街の人は、流石に貴族だとぐらいは思っているだろうけれども、まさか聖王と聖王妃だとまでは思ってもみないのだろう、特別注目を浴びるということもなく、否、もしかしたら視線は集めていたかもしれないけれども、サフィルはそんなこと全く気にすることが出来なかった。
だってリシェと一緒なのだ。
近くで歩いている。
それだけで他にいったい何を思えるというのだろう。
初めて見る街、初めて見る景色。
リシェが隣にいる、それだけで光輝いて見えた。
だけども、意識のほどんどがリシェに向かってしまって、何もかもがよくわからない。
リシェはきっと気を使ってかサフィルに色々なものを見せたり、進めたりしてくれた。
市場の露店で売っていた、きっとそう高くはないだろう髪飾りを当てられて、
「ああ、よく似合う。サフィルが付けると、それだけでとてもいい物に見えそうだ」
なんて言われたりして照れたり、
「サフィル、これも食べてみないか。王宮ではあまりこういったものが出ないから、食べ慣れてないだろうけれども……」
などと言いながら、初めて見る串焼きのような物を差し出され、かじっては、予想以上のおいしさに舌鼓を打ったり。

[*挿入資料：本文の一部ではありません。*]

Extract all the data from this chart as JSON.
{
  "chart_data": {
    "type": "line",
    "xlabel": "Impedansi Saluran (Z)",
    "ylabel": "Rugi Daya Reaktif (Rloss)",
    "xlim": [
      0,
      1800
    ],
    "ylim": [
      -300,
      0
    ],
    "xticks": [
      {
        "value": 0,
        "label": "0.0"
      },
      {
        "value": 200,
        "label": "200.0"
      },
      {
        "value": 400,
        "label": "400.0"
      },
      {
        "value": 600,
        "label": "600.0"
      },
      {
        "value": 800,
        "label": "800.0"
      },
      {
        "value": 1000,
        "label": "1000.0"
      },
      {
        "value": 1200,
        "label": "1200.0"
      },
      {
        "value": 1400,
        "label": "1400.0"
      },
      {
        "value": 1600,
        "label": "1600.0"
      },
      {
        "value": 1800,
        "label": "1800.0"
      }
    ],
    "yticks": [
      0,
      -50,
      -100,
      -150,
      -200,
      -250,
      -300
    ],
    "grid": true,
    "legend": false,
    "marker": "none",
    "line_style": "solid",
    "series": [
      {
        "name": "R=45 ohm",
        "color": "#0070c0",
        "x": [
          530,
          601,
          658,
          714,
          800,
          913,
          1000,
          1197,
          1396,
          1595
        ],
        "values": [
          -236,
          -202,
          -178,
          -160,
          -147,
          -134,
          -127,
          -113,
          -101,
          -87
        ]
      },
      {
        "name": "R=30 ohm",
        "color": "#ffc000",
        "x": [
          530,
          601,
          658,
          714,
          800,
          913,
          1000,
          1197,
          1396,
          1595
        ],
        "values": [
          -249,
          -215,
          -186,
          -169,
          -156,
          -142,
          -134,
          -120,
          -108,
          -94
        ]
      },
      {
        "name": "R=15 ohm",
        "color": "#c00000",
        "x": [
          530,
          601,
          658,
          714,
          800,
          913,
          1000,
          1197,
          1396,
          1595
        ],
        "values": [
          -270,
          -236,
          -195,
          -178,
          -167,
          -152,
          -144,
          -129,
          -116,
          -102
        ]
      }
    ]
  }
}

見る物やること全て光り輝いて、楽しくて。なのに、リシェのこと以外全部、何もかもがよくわからないだなんて。自分のことながら不思議で仕方がなかった。
別に覚えていられないだとか、理解できないだとかそういうわけではなくて、ただ全てがリシェの眩しさにかき消されてしまったのである。
例えば髪飾りも、
『リシェ様の勧めてくれた髪飾り』
としか認識できなかったし、串焼きだって、
『リシェ様が美味しいと勧めて下さった串焼き』
なのである。
他も全てそんな調子で。
そうしてその日は一日、昼食も街で摂り、夕方まで離宮に戻らず過ごしたのだった。